Aktivis lingkungan kerap dituding “anti-pembangunan” ketika menolak tambang. Namun data empiris menunjukkan alasan penolakan mereka sangat masuk akal. Tambang membawa mudarat jangka panjang yang kerap melebihi maslahat jangka pendeknya. Pada 2020, misalnya, Indonesia sempat mencatat rekor defisit lingkungan: lubang tambang batubara yang ditinggalkan di Kaltim menjadi petaka tahunan, sementara janji reklamasi tinggal janji.

Walhi mencatat di berbagai daerah, tak sampai 50% lubang bekas tambang batubara yang direklamasi sesuai rencana; sisanya dibiarkan menjadi bom waktu pencemaran dan kecelakaan. Lebih jauh lagi, Walhi menyoroti fenomena eksploitasi pulau-pulau kecil untuk pertambangan mineral – puluhan pulau telah dikapling tambang, menyempitkan ruang hidup masyarakat pesisir dan mengancam ekosistem laut sekitarnya[7]. Apakah mempersoalkan hal-hal tersebut sesuatu yang “ekstrem”? Atau justru sikap masuk akal demi mencegah kerugian lebih besar?

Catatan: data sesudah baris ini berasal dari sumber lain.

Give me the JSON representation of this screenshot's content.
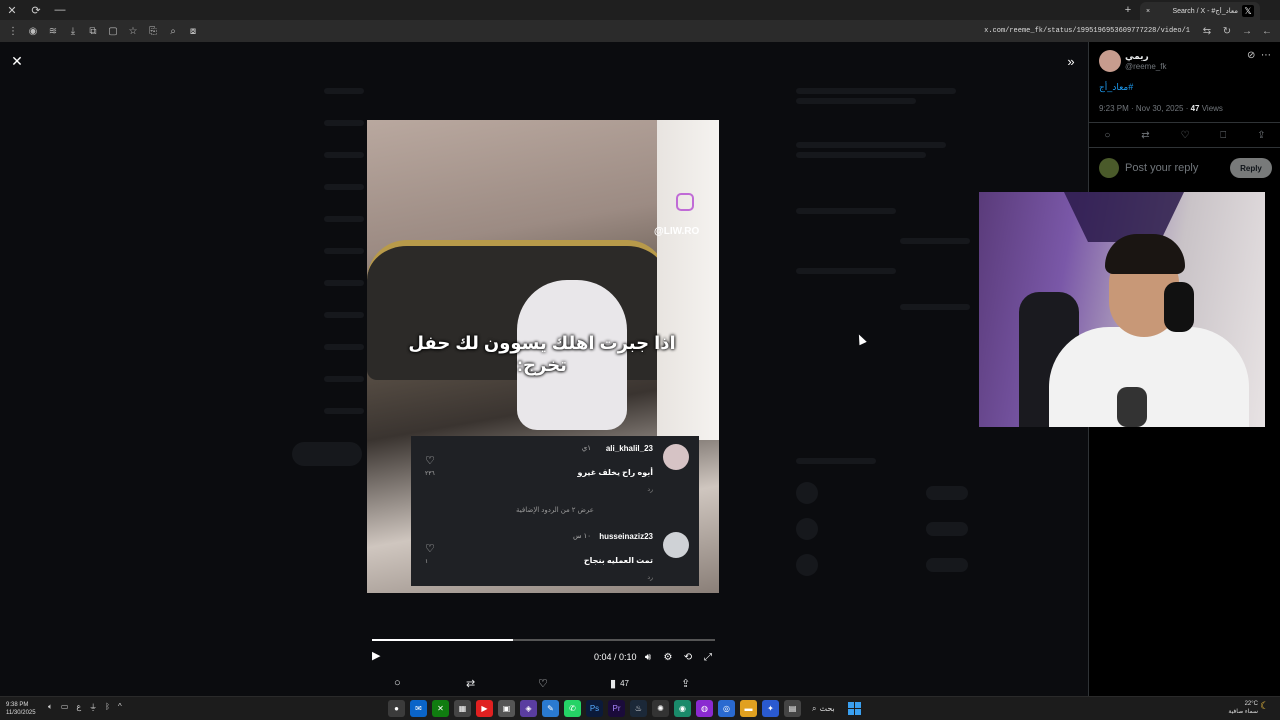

Singkatnya, jika “maslahat” tambang yang dibayangkan Gus Ulil adalah peningkatan ekonomi, realitanya yang kita lihat justru biaya sosial dan ekologis yang luar biasa tinggi. Alih-alih kemaslahatan umat, yang muncul adalah kemashalatan oligarki – keuntungan menumpuk pada segelintir investor, sementara rakyat sekitar menanggung mudarat. Dalam konteks ini, “wahabi lingkungan” hanyalah pepesan kosong. Yang diperjuangkan para aktivis bukan kemurnian ideologi, melainkan kemurnian air minum, udara, dan tanah agar tetap layak dihuni manusia. Jika itu disebut fanatisme, barangkali kita perlu lebih banyak “fanatik” semacam ini – fanatik pada kelestarian bumi tempat kita berpijak.

Deforestasi, Papua, dan Proyek Strategis Nasional

Isu lingkungan bukan hanya soal tambang; deforestasi besar-besaran dan proyek pembangunan infrastruktur pun menyumbang kerusakan tak kalah parah. Roy Murtadho menyinggung, Greenpeace dan Walhi punya segudang riset soal kerusakan hutan akibat deforestasi dan Proyek Strategis Nasional (PSN)[8]. Riset semacam itu agaknya luput dari radar Gus Ulil dan kalangan yang menganggap aktivis “terlalu ekstrem”. Mari tengok faktanya: Di era Jokowi (2014-2024), pemerintah jor-joran mendorong PSN – mulai dari pembangunan jalan trans, food estate, bendungan, kawasan industri, hingga pemindahan ibu kota negara.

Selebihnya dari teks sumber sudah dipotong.